Pediatric to Adult Care Transitions Initiative

This American College of Physicians (ACP) Initiative is a collaborative effort to develop a toolkit to facilitate more effective transition and transfer of young adults from pediatric to adult care, with a major focus on providing a framework for the adult care clinicians. 

This new toolkit contains disease/condition-specific tools developed by internal medicine subspecialties to assist physicians in transitioning young adults with chronic diseases/conditions into adult care settings.

This effort is under the direction of ACP’s Council of Subspecialty Societies (CSS) in collaboration with Got Transition (GT)/Center for Health Care Transition Improvement, Society of General Internal Medicine (SGIM), and Society for Adolescent Health and Medicine (SAHM).  This project is also part of the College’s High Value Care Coordination Project  - a part of ACP’s broader high value care initiative - which attempts to help physicians to provide the best possible care to their patients while simultaneously reducing unnecessary costs to the healthcare system.

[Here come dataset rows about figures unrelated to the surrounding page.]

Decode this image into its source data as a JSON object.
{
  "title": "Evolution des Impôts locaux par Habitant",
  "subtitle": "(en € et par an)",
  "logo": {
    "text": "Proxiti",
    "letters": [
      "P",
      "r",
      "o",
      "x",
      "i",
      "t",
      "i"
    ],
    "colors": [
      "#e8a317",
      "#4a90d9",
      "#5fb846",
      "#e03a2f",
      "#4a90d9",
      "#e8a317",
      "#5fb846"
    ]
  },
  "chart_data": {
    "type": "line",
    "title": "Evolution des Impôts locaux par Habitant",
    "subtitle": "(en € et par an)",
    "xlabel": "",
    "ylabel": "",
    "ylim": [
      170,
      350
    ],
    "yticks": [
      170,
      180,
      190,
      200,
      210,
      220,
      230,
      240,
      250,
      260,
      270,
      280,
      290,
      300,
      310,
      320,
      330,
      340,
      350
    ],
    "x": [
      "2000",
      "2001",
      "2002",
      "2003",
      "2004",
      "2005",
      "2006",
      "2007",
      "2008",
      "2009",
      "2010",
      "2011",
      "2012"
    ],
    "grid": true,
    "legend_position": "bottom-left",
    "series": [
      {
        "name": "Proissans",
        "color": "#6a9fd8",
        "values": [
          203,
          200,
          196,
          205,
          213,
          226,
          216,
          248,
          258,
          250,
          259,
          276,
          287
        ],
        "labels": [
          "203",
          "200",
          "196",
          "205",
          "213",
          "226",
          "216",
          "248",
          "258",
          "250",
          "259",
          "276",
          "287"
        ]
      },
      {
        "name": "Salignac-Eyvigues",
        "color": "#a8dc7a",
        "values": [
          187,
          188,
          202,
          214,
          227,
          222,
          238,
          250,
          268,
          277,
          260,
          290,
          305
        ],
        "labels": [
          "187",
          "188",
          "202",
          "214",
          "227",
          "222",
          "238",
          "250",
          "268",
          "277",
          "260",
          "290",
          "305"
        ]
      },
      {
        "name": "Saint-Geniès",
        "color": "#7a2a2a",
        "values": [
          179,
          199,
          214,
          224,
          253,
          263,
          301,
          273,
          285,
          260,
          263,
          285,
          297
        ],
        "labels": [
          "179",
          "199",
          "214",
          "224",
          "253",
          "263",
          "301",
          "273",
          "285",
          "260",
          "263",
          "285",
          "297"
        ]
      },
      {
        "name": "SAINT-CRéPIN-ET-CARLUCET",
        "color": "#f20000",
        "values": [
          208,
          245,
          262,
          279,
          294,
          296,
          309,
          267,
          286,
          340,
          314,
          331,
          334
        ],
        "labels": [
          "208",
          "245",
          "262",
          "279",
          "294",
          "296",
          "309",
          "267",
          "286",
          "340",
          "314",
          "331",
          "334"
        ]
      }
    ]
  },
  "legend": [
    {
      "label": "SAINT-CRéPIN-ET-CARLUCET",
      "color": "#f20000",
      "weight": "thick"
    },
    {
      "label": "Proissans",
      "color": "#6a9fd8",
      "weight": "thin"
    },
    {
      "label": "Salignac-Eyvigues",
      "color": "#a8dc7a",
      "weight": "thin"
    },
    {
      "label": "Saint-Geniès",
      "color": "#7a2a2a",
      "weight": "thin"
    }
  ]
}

Customized Tools for Diseases and Conditions

Sets of disease-specific tools that consist of information adapted from the Got Transition Six Core Elements of Health Care Transition that are customized to assist with and improve the transition experience for young adults with specific diseases and/or chronic conditions. The tools include the following minimum disease-specific tools:

  • Transition Readiness Assessment
  • Medical Summary/Transfer Record
  • Self-Care Assessment

Access Specialty Tools 

About This Project

The sets of tools in the ACP Pediatric to Adult Care Transitions Toolkit were developed by subgroups that were formed by participating societies belonging to ACP's Council of Subspecialty Societies (CSS) and reviewed by ACP Steering Committee, which included representatives from primary and specialty care internal medicine, medicine-pediatrics, adolescent medicine and Got Transition leadership and review teams from the American Academy of Pediatrics.